The astonishing rise and fall of Bed Bath & Beyond’s stock price this month has put a spotlight on the investor Ryan Cohen, who through his social media savvy and his portfolio has become a baron of the meme-stock realm.
Cohen is the chair of GameStop, the video game retailer that was among the first stocks to lift off in early 2021 after its embrace by retail traders congregating in online message boards. He was the co-founder of Chewy, the pet supply retailer he sold for $3.35bn in 2017.
The 37-year-old has also become one of the most influential figures among the legions of amateur investors who have demonstrated their collective power to move the price of so-called meme stocks. Cohen’s tweets and investments are dissected, copied and amplified on social media sites such as Reddit. Recent moves in Bed Bath & Beyond show how this can be a volatile mix.
Shares in the homewares company had already been surging when on Monday, August 15, Cohen filed documents with the US Securities and Exchange Commission detailing a previous purchase in February and March of a large number of call options on the stock.
The disclosure helped push Bed Bath & Beyond shares up 30 per cent the next day. On Reddit, a forum member posted a meme with a message written below Cohen’s visage. “Howdy folks,” it read. “This is Ryan from the cockpit we’re expecting some turbulence just remain in your seats.”
There was turbulence. On Wednesday, August 17, Cohen disclosed that he was selling his entire stake, and by Thursday he had fully closed his position with a gain of about $60mn. The sales sparked the worst one-day pullback in the history of Bed Bath & Beyond stock.
While some retail investors took to Reddit to express dismay, still more rallied around Cohen. One wrote that it just “wasn’t like him” to “pull the rug out” from under his followers. “Not gonna lie . . . did panic . . . but bought more. I have faith in him and this will make sense soon!” said another user.
“Cohen is the most highly regarded person in these communities, after Keith Gill,” said Christopher Kardatzke, co-founder of alternative data provider Quiver Quantitative, referring to a widely followed meme-stock trader better known by his YouTube username, Roaring Kitty. “A lot of the interest in Bed Bath as a meme stock had to do with Ryan Cohen’s involvement.”

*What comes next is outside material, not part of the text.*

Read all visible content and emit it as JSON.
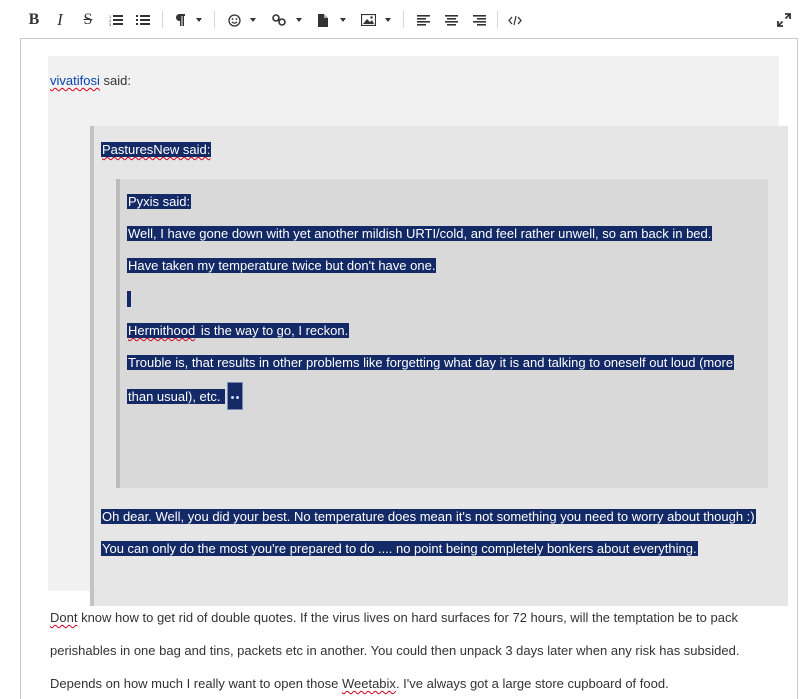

“Usually a large insider sale is unanimously seen as a bad thing, but within this community there are theories that maybe Cohen sold Bed Bath in order to create a merger with GameStop,” Kardatzke said.
GameStop and Bed Bath & Beyond shares feature on Reddit boards dedicated to the other stock. Cohen has also “hodl’d”, or “held on (for dear life)” to his GameStop shares despite their run-up in value, which was interpreted as an act of camaraderie and earned him respect.
Cohen bought a 13 per cent stake in GameStop in 2020 and joined its board in January 2021. Reddit traders, already interested in the stock because of its heavy interest from short sellers and its low price, saw Cohen as a harbinger of an ecommerce turnround for the bricks-and-mortar retailer. GameStop’s shares rose from $5 to more than $85 in early 2021.
Cohen’s prominence has also been aided by his understanding of online trading humour. When Cohen tweeted a frog emoji with a picture of an ice-cream cone in February 2021, Reddit posts launched into theories about what it meant for GameStop shares.

A week after disclosing his stake in Bed Bath & Beyond, Cohen tweeted: “Short sellers are the dumb stormtroopers of the investing galaxy.” The following week the company’s shares climbed to their highest level for the year.
Cohen wrote in an SEC filing that he was “the chairman of GameStop and overseeing a systematic transformation”.
While GameStop’s share price his risen, analysts say the company’s business fundamentals are largely unchanged since his arrival. Current and former GameStop executives contacted for this story declined to comment.
“His big idea was — wait for it — NFT wallets,” said one GameStop analyst.
As for Bed Bath & Beyond: “The fundamentals have deteriorated significantly since he took his stake,” said Justin Kleber, an analyst at Baird. The company is scheduled to provide a “strategic update” to investors on Wednesday.
Experts said that nothing about Cohen’s Bed Bath & Beyond sale was illegal under securities law. He was not on its board and carried no restrictions that come with unfettered access to privileged information available to officers and directors. He also did not make false claims about the company to the public that would amount to a traditional “pump and dump”.
“The obligation that he has, though, is to speak truthfully about his intentions,” said enforcement lawyer and former SEC assistant director, Gregory Bruch. “If his intentions were different than his actions that is [a] basis to conduct an investigation.”
Through a spokesperson, Cohen declined to comment.
In a letter to the board when he took his Bed Bath & Beyond stake, Cohen said his investment was “maniacally focused on the long-term”.